On September 8, Al-Qaeda in the Islamic Maghreb (AQIM) issued a statement via its official website affirming that it was responsible for the suicide attacks against a Coast Guard barracks in Dellys and the attempted assassination of Algerian President Abdelaziz Bouteflika in Batna (Echorouk al-Youmi, September 9). These attacks, which are the fourth and fifth instances respectively that an AQIM member has successfully undertaken a martyrdom operation in Algeria, signify the continuance of a relatively new and deeply divisive attack trend initiated with the advent of AQIM. Although suicide operations are not new to the region as a whole, they are a major departure from the norm in Algeria and are indicative of how AQIM’s amir, Abu Mus’ab Abd al-Wadoud (also known as Abdelmalek Droudkel), has altered the group’s ideology and strategy. Although intended to bring media attention to AQIM and its struggle, the liberal use of this tactic and the killing of innocent Muslim civilians will do more to hurt the organization than help it.
By utilizing this tactic, AQIM’s leadership signaled its desire for more potent communicative means to revitalize its image. In recent years, the Salafist Group for Call and Combat (GSPC), the predecessor to AQIM, had suffered under the government’s counter-terrorism strategy. Beset by defections, the GSPC was becoming alienated from mainstream Algerian society and suffered from a loss of morale and cohesion (Terrorism Focus, March 31, 2005). Then, on April 11, two members of AQIM committed the first suicide attacks in recent Algerian history. As a communicative method, this event showed the potency of this tactic in generating media attention. Although previous attacks had drawn some renewed attention to the Algerian jihad, the April 11 bombings marked a definitive point in AQIM’s publicity strategy and successfully revitalized the Algerian jihad in the global conscience.

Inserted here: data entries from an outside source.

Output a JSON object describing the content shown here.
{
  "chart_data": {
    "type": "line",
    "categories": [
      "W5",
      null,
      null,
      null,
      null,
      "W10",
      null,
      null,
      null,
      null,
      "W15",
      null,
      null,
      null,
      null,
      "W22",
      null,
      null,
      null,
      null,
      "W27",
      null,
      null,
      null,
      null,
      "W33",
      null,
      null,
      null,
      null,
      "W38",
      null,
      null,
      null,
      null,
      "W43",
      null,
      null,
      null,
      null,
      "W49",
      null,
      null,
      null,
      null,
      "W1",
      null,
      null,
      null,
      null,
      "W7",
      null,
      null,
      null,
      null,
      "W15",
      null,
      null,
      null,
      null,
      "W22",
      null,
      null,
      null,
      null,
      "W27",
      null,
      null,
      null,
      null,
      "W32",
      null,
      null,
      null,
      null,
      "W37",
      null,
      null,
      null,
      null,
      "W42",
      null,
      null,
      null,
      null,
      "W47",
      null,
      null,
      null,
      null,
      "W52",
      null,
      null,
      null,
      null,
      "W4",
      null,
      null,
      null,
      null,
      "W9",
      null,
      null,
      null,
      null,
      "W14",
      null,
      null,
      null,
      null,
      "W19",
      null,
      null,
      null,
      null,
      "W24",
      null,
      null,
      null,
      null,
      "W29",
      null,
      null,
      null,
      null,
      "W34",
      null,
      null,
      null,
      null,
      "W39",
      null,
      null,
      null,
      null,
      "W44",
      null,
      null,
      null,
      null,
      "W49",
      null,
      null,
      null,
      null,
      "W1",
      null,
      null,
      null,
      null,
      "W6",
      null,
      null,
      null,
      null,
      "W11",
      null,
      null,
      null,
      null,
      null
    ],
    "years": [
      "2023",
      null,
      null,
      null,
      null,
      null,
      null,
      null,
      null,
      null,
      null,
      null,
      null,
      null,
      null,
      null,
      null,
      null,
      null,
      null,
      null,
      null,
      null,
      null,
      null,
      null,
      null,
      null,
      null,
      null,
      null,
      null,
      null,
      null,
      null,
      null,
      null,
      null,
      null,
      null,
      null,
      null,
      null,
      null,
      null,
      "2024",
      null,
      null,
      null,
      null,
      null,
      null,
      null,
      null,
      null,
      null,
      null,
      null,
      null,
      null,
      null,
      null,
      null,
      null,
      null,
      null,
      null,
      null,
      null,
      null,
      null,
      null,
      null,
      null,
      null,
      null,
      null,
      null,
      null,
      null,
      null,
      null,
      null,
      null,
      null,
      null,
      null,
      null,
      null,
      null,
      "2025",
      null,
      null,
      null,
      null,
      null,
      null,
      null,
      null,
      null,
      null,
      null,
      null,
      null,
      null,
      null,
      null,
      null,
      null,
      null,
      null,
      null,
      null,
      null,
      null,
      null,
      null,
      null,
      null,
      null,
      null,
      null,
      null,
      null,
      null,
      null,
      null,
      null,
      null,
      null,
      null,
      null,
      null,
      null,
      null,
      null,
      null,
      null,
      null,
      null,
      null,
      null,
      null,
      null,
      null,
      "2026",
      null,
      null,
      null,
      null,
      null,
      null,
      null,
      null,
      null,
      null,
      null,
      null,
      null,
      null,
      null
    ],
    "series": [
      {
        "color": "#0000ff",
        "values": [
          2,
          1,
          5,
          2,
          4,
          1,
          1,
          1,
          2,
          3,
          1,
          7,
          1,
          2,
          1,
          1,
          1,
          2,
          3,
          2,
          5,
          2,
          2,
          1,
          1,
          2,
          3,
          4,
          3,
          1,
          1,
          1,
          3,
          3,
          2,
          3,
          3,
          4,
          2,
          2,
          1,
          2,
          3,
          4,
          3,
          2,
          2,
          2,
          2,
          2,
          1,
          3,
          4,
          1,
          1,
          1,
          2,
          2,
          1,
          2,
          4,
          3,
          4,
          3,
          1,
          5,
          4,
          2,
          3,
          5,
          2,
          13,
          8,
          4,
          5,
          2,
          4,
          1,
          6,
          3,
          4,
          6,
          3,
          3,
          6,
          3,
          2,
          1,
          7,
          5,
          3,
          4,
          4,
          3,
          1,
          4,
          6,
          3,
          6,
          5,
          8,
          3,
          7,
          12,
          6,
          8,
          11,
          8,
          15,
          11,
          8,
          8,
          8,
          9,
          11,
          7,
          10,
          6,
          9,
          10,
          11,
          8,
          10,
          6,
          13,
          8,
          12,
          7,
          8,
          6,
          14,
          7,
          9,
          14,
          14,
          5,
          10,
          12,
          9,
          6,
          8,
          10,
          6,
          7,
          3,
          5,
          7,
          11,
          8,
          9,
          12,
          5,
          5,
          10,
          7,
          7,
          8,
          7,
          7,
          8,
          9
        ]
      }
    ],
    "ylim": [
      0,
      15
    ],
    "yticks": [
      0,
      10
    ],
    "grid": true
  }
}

However, that which makes suicide operations such a potent media tool can also be severely damaging to a group’s cause. To this end, AQIM’s April attacks touched off a series of protests by the Algerian citizenry, still scarred by the country’s lengthy and bloody civil war. Even within his own movement and organization, al-Wadoud has received criticism for his efforts to reform the group’s doctrine (Echorouk al-Youmi, August 22; Terrorism Monitor, September 13). As an outgrowth of the former GSPC—which was established as a refutation of the Armed Islamic Group’s (GIA) brutality and takfiri doctrine—AQIM must be careful to maintain its moral credibility by calibrating its attacks and minimizing Muslim casualties. To this end, the September 8 statement strove to reassure its readers that AQIM had gone to all reasonable lengths to mitigate the chance of innocents being killed or wounded.
Despite the divisiveness of this tactic, it appears that al-Wadoud is set on continuing to commit suicide attacks. In order to do so indefinitely, these attacks must resonate with a certain constituency, if for no other reason than for recruitment. Al-Wadoud himself highlighted the criticality of new recruits to the martyrdom campaign by issuing a May 2007 statement calling for those who are “committed to die.” Although recruits are important, the looming specter that veterans of the Iraqi jihad may soon be returning in force raises the likelihood that this tactic will be employed with enhanced frequency and proficiency. Iraq has educated these veterans (ghazis) not only in the efficient deployment of martyrdom operatives to devastating lethal affect, but the venue has also set a precedent in the global jihadi movement in terms of a rapid operational tempo. It stands to reason that veteran fighters will impart on AQIM’s leadership the lessons they learned from their Iraq experience.
In summary, the ongoing use of suicide operations by AQIM in Algeria is a significant step for the organization, and though they were intended to build support, the shock of these attacks may in fact result in the increasing isolation of the jihadi movement in Algeria. It will be important to monitor how the group’s beleaguered amir, al-Wadoud, measures the employment and lethality of these attacks to mitigate this risk.